Over the weekend at Clutch Magazine Online, I wrote a post chronicling Oprah Winfrey returning just a wee bit to her tabloid roots (but like, it's still fancy n' stuff) in her effort to raise her cable network's ratings. This week's "boo-hoo bait" was a teary-eyed Rihanna recounting her love for abusive ex-boyfriend, singer Chris Brown. But where have I seen this from Oprah before?
Here's a snippet:
There was a lot of tut-tutting and eye rolls when Winfrey brought the Kardashian family in for a chat, but no one should have been surprised. While she’s become spiritual in later years, a much younger Winfrey rose to prominence on the backs of sensational daytime guests and stories that were typical in the hyper-competitive, exploitive, pre-reality show days of 1980s talk. It was never so much Jerry Springer, but not necessarily above a good, tabloid tawdry tale.
Winfrey famously gave up programming toward lowest common denominator after she didn’t need it anymore to get ratings, but she’s still a business woman. She’s not above going back to the tabloid well to water her media garden.
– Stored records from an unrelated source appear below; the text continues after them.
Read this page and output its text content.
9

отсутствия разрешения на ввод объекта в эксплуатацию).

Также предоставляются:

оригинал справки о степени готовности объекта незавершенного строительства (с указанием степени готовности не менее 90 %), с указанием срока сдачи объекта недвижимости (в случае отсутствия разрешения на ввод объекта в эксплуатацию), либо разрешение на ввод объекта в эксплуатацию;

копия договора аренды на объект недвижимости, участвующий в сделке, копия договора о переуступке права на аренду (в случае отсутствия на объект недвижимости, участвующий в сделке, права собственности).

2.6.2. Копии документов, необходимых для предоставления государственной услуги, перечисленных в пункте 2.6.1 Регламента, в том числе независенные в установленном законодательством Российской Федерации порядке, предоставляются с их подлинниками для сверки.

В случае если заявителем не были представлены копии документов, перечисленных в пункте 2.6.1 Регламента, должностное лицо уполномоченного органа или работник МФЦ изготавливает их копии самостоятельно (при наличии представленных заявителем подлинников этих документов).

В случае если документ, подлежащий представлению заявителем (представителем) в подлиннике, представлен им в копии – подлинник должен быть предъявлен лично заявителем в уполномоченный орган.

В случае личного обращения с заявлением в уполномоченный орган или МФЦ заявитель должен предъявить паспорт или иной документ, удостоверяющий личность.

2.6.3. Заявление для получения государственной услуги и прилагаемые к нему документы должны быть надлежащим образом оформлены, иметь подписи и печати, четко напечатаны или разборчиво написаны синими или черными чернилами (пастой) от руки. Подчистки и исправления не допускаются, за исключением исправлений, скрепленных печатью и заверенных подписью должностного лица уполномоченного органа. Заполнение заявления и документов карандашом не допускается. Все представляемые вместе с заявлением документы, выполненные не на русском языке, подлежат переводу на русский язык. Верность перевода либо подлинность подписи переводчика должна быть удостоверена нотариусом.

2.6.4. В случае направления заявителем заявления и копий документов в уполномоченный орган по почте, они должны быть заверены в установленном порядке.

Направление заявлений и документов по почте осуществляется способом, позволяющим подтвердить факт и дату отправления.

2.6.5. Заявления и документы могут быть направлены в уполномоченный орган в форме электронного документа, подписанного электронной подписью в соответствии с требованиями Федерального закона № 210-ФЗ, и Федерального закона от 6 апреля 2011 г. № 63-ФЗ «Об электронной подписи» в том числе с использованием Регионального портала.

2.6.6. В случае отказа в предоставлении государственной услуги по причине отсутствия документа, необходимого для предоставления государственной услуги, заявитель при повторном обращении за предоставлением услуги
Most of “Oprah’s Next Chapter” interview subjects have leaned more toward the sensational than “something Oprah thought was neat that day.” Fewer upstarts Winfrey can turn into stars and a lot more Paris Jackson talking about her father Michael Jackson’s death and Whitney Houston’s daughter Bobbi Kristina talking about life without Mom to the tune of a record 3.5 million viewers in March.
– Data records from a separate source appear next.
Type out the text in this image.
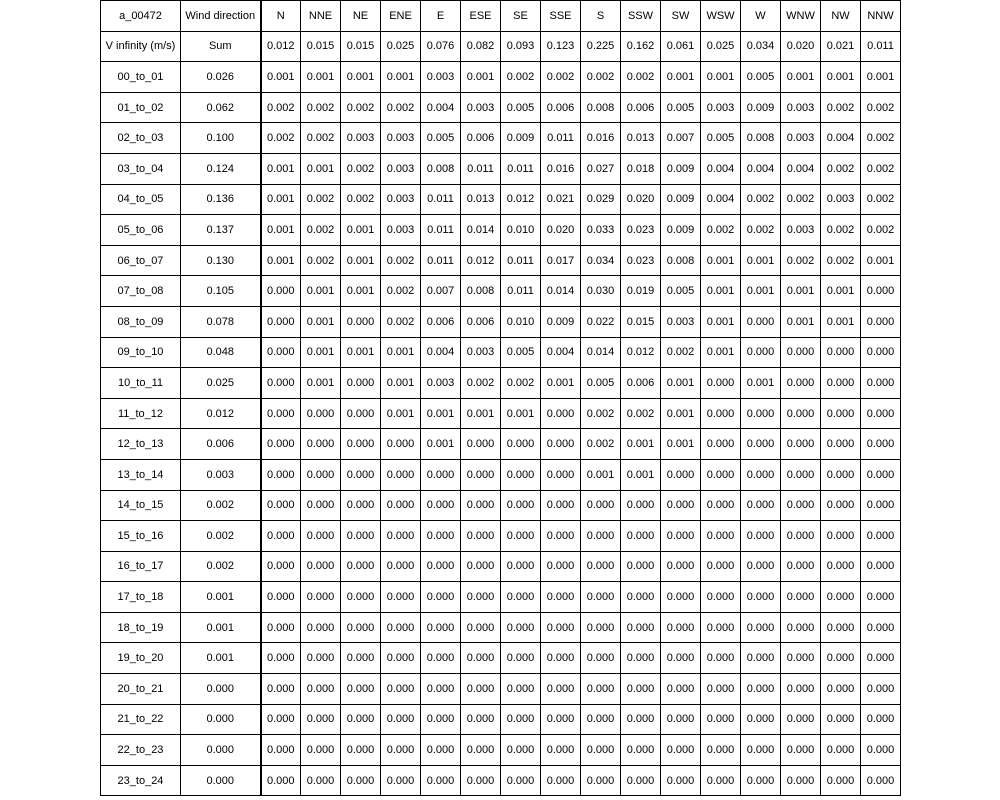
a_00472	Wind direction	N	NNE	NE	ENE	E	ESE	SE	SSE	S	SSW	SW	WSW	W	WNW	NW	NNW
V infinity (m/s)	Sum	0.012	0.015	0.015	0.025	0.076	0.082	0.093	0.123	0.225	0.162	0.061	0.025	0.034	0.020	0.021	0.011
00_to_01	0.026	0.001	0.001	0.001	0.001	0.003	0.001	0.002	0.002	0.002	0.002	0.001	0.001	0.005	0.001	0.001	0.001
01_to_02	0.062	0.002	0.002	0.002	0.002	0.004	0.003	0.005	0.006	0.008	0.006	0.005	0.003	0.009	0.003	0.002	0.002
02_to_03	0.100	0.002	0.002	0.003	0.003	0.005	0.006	0.009	0.011	0.016	0.013	0.007	0.005	0.008	0.003	0.004	0.002
03_to_04	0.124	0.001	0.001	0.002	0.003	0.008	0.011	0.011	0.016	0.027	0.018	0.009	0.004	0.004	0.004	0.002	0.002
04_to_05	0.136	0.001	0.002	0.002	0.003	0.011	0.013	0.012	0.021	0.029	0.020	0.009	0.004	0.002	0.002	0.003	0.002
05_to_06	0.137	0.001	0.002	0.001	0.003	0.011	0.014	0.010	0.020	0.033	0.023	0.009	0.002	0.002	0.003	0.002	0.002
06_to_07	0.130	0.001	0.002	0.001	0.002	0.011	0.012	0.011	0.017	0.034	0.023	0.008	0.001	0.001	0.002	0.002	0.001
07_to_08	0.105	0.000	0.001	0.001	0.002	0.007	0.008	0.011	0.014	0.030	0.019	0.005	0.001	0.001	0.001	0.001	0.000
08_to_09	0.078	0.000	0.001	0.000	0.002	0.006	0.006	0.010	0.009	0.022	0.015	0.003	0.001	0.000	0.001	0.001	0.000
09_to_10	0.048	0.000	0.001	0.001	0.001	0.004	0.003	0.005	0.004	0.014	0.012	0.002	0.001	0.000	0.000	0.000	0.000
10_to_11	0.025	0.000	0.001	0.000	0.001	0.003	0.002	0.002	0.001	0.005	0.006	0.001	0.000	0.001	0.000	0.000	0.000
11_to_12	0.012	0.000	0.000	0.000	0.001	0.001	0.001	0.001	0.000	0.002	0.002	0.001	0.000	0.000	0.000	0.000	0.000
12_to_13	0.006	0.000	0.000	0.000	0.000	0.001	0.000	0.000	0.000	0.002	0.001	0.001	0.000	0.000	0.000	0.000	0.000
13_to_14	0.003	0.000	0.000	0.000	0.000	0.000	0.000	0.000	0.000	0.001	0.001	0.000	0.000	0.000	0.000	0.000	0.000
14_to_15	0.002	0.000	0.000	0.000	0.000	0.000	0.000	0.000	0.000	0.000	0.000	0.000	0.000	0.000	0.000	0.000	0.000
15_to_16	0.002	0.000	0.000	0.000	0.000	0.000	0.000	0.000	0.000	0.000	0.000	0.000	0.000	0.000	0.000	0.000	0.000
16_to_17	0.002	0.000	0.000	0.000	0.000	0.000	0.000	0.000	0.000	0.000	0.000	0.000	0.000	0.000	0.000	0.000	0.000
17_to_18	0.001	0.000	0.000	0.000	0.000	0.000	0.000	0.000	0.000	0.000	0.000	0.000	0.000	0.000	0.000	0.000	0.000
18_to_19	0.001	0.000	0.000	0.000	0.000	0.000	0.000	0.000	0.000	0.000	0.000	0.000	0.000	0.000	0.000	0.000	0.000
19_to_20	0.001	0.000	0.000	0.000	0.000	0.000	0.000	0.000	0.000	0.000	0.000	0.000	0.000	0.000	0.000	0.000	0.000
20_to_21	0.000	0.000	0.000	0.000	0.000	0.000	0.000	0.000	0.000	0.000	0.000	0.000	0.000	0.000	0.000	0.000	0.000
21_to_22	0.000	0.000	0.000	0.000	0.000	0.000	0.000	0.000	0.000	0.000	0.000	0.000	0.000	0.000	0.000	0.000	0.000
22_to_23	0.000	0.000	0.000	0.000	0.000	0.000	0.000	0.000	0.000	0.000	0.000	0.000	0.000	0.000	0.000	0.000	0.000
23_to_24	0.000	0.000	0.000	0.000	0.000	0.000	0.000	0.000	0.000	0.000	0.000	0.000	0.000	0.000	0.000	0.000	0.000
After all, if you’re celeb with a shocking, sad, or even tawdry tale to tell, Winfrey still has the panache to make her the go-to-news doyenne for gravitas with a soft celebrity-friendly touch. Sure, you could give the same interview to Barbara Walters or Katie Couric, but they’re no O. Even with a bit of luster knocked off, her media star still shines the brightest.







Tuesday, August 21, 2012 at 1:00AM
Reader Comments (1)
I thought the same thing as I watched her interview with 50 Cent. Don't get me wrong, I love Oprah but I didn't appreciate the fact that she repeated more than once that she was surprised he was such a "gentle soul". Did she expect (need) him to be the same way he was in his videos? Wouldn't that have made for sensational television.